Initial and Constant Loss Model

Basic Concepts and Equations

The Initial and Constant loss method uses a hypothetical single soil layer to account for changes in moisture content. While this method is very simple, it is widely used to model watersheds that lack detailed subsurface information.

Since no means for extracting infiltrated water is included, this method should only be used for event simulation.

The underlying concept of the initial and constant-rate loss model is that the maximum potential rate of precipitation loss, $\begin{array}{l}f_c\end{array}$ , is constant throughout an event. Thus, if $\begin{array}{l}p_t\end{array}$ is the MAP depth during a time interval t to t+ $\begin{array}{l}\Delta t\end{array}$ , the excess, $\begin{array}{l}pe_t\end{array}$ _, during the interval is given by:

1)	$\begin{array}{l}p e_{t}=\left\{\begin{array}{cc}p_{t}-f_{c} & \text { if } p_{t}>f_{c} \\ 0 & \text { otherwise }\end{array}\right\}\end{array}$

An initial loss, $\begin{array}{l}I_a\end{array}$ , is added to the model to represent interception and depression storage. Interception storage is a consequence of absorption of precipitation by surface cover, including plants in the watershed. Depression storage is a consequence of depressions in the watershed topography; water is stored in these and eventually infiltrates or evaporates. This loss occurs prior to the onset of runoff. Until the accumulated precipitation on the pervious area exceeds the initial loss volume, no runoff occurs. Thus, the excess is given by:

2)	$\begin{array}{l}p e_{t}=\left\{\begin{array}{cl}0 & \text { if } \sum p_{i}< I_{a} \\ p_{t}-f_{c} & \text { if } \sum p_{i}>I_{a} \text { and } p_{t}>f_{c} \\ 0 & \text { if } \sum p_{i}>I_{a} \text { and } p_{t}< f_{c}\end{array}\right\}\end{array}$

Required Parameters

Parameters that are required to utilize this method within HEC-HMS include the initial loss [inches or millimeters], constant rate [in/hr or mm/hr], and directly connected impervious area [percent].

A tutorial describing an example application of this loss method, including parameter estimation and calibration, can be found here: Applying the Initial and Constant Loss Method.

A tutorial describing how gSSURGO data can be formatted for use within HEC-HMS can be found here: Formatting gSSURGO Data for Use within HEC-HMS.

The initial loss defines the volume of water that is required to fill the soil layer at the start of the simulation. This parameter is typically defined using the product of the soil moisture state at the start of the simulation and an assumed active layer depth, but it should be calibrated using observed data. If the watershed is in a saturated condition, I_a will approach zero. If the watershed is dry, then I_a will increase to represent the maximum precipitation depth that can fall on the watershed with no runoff; this will depend on the watershed terrain, land use, soil types, and soil treatment. Table 6-1 of EM 1110-2-1417 suggests that this ranges from 10-20% of the total rainfall for forested areas to 0.1-0.2 inches for urban areas.

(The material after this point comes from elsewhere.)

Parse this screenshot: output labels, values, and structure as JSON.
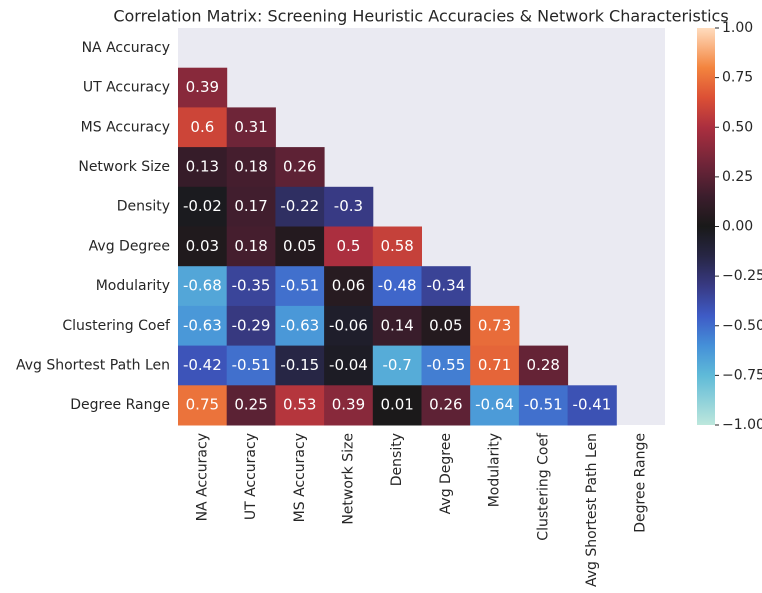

The constant rate defines the rate at which precipitation will be infiltrated into the soil layer after the initial loss volume has been satisfied. Typically, this parameter is equated with the saturated hydraulic conductivity of the soil. The SCS (1986) classified soils on the basis of this infiltration capacity, and Skaggs and Khaleel (1982) have published estimates of infiltration rates for those soils, as shown in the following table. These may be used in the absence of better information. Because the model parameter is not a measured parameter, it and the initial condition are best determined by calibration. Chapter 9 of this manual describes the program's calibration capability.

Finally, the percentage of the subbasin which is directly connected impervious area can be specified. Directly connected impervious areas are surfaces where runoff is conveyed directly to a waterway or stormwater collection system. These surfaces differ from disconnected impervious areas where runoff encounters permeable areas which may infiltrate some (or all) of the runoff prior to reaching a waterway or stormwater collection system. No loss calculations are carried out on the specified percentage of the subbasin; all precipitation that falls on that portion of the subbasin becomes excess precipitation and subject to direct runoff.

SCS soil groups and infiltration (loss) rates (SCS, 1986; Skaggs and Khaleel, 1982)

Soil Group	Description	Range of Loss Rates (in/hr)
A	Deep sand, deep loess, aggregated silts	0.30-0.45
B	Shallow loess, sandy loam	0.15-0.30
C	Clay loams, shallow sandy loam, soils low in organic content, and soils usually high in clay	0.05-0.15
D	Soils that swell significantly when wet, heavy plastic clays, and certain saline soils	0.00-0.05

A Note on Parameter Estimation

The values presented here are meant as initial estimates. This is the same for all sources of similar data including Engineer Manual 1110-2-1417 Flood-Runoff Analysis and the Introduction to Loss Rate Tutorials. Regardless of the source, these initial estimates must be calibrated and validated.